Housing market remains subdued despite aggressive rate cuts
Eckhold noted that house prices rose rapidly in the decade following the Global Financial Crisis, with real prices climbing at an annual rate of 6% – one of the fastest among developed economies.
By comparison, Canadian house prices grew at just under 6% annually in real terms, while Australian prices rose at a slower 1.3%.
“Steadily lower interest rates and unemployment combined with strong migrant-driven population growth to generate the uptrend in house prices,” Eckhold said.
COVID policies supercharged housing market
Westpac’s analysis shows accommodative monetary policy both before and during COVID helped drive the surge. The official cash rate (OCR) was cut by 75 basis points to 1% before the pandemic, then reduced further to 0.25% during COVID.
The Reserve Bank also introduced quantitative easing, removed macroprudential lending restrictions and issued forward guidance signalling an extended period of low rates.
“These accommodative policy settings supercharged a housing market that already had significant momentum,” Eckhold said. “Investors saw value in housing at such low interest rates and behaved as if interest rates would be very low for a very long time.”
But as inflation and interest rates later rose, much of the increase in real house prices during 2019–21 was unwound.
House prices flat through 2025
Since 2023, NZ house prices have been stable in nominal terms and declining in real terms. So far in 2025, prices are flat nationwide, with falls in Auckland and Wellington offset by gains in Canterbury and Otago.
Small increases earlier in the year have given way to modest declines in recent months, particularly in Auckland. While sales volumes have improved and time-to-sell measures have stabilised, high inventory levels mean “there has been little need for buyers to bid prices higher,” Westpac said.
Cotality’s latest NZ Property Pulse shows supply is now outpacing demand in Auckland and Wellington after years of shortages, helping keep prices in check. Chief economist Kelvin Davidson said this shift is “more about trying to fix up shortages rather than emerging into over-supply,” with construction and lower mortgage rates supporting balance.

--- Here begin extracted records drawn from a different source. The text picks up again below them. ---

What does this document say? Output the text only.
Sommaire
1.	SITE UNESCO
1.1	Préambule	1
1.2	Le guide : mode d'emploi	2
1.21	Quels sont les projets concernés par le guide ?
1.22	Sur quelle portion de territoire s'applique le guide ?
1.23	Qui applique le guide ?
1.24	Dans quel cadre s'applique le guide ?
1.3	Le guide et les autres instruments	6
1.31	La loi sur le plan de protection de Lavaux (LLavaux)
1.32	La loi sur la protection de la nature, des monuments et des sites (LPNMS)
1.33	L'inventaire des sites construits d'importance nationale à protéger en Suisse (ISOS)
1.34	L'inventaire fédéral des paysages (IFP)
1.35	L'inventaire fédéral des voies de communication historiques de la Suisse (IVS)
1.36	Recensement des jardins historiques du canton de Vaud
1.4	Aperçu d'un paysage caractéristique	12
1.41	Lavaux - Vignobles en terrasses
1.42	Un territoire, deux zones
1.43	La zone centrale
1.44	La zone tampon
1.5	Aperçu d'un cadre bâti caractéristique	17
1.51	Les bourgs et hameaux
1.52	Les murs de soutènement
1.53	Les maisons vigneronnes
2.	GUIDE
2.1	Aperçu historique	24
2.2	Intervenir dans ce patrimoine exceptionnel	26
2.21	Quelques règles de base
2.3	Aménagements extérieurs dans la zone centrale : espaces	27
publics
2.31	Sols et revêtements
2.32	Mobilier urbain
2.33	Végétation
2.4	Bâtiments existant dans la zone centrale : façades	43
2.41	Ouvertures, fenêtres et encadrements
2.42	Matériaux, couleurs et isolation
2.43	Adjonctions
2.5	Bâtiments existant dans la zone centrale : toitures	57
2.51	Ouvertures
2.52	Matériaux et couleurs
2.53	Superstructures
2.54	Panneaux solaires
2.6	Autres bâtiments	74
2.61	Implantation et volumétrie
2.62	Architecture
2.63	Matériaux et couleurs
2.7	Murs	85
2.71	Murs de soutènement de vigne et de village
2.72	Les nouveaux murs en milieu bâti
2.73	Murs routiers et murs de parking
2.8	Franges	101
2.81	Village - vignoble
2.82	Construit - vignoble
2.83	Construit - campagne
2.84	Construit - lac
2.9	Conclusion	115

Credit demand, however, is rising. Housing-related lending grew 5.1% in the year to July, led by investors and existing owner-occupiers. Lower test rates are enabling more households to enter the housing market, while higher loan-to-value lending is increasing.
Forecasts: 0.6% lift in 2025, stronger in 2026
Eckhold said Westpac’s forecast of a 3.6% rise in prices this year looks “optimistic given the recent momentum.” Instead, the bank expects only a 0.6% gain in 2025, supported by small increases in the final quarter.
Looking ahead, the bank forecasts house prices will rise by around 5.4% in 2026.
“Demand for both owner-occupier and investor housing should strengthen as the broadening economic recovery – and crucially an upturn in the labour market – encourages the formation of new households, including migrant households,” Eckhold said.
Risks to outlook
Westpac highlighted two-sided risks for 2026. Low interest rates and favourable tax settings mean valuations are attractive for investors, and credit demand from this segment has already picked up.
But oversupply in the rental market and slower population growth could limit house price gains, particularly if new housing construction remains strong.
“Our forecast implies slightly rising real house prices in 2026 (assuming the RBNZ can keep inflation close to the 1-3% target range),” Eckhold said.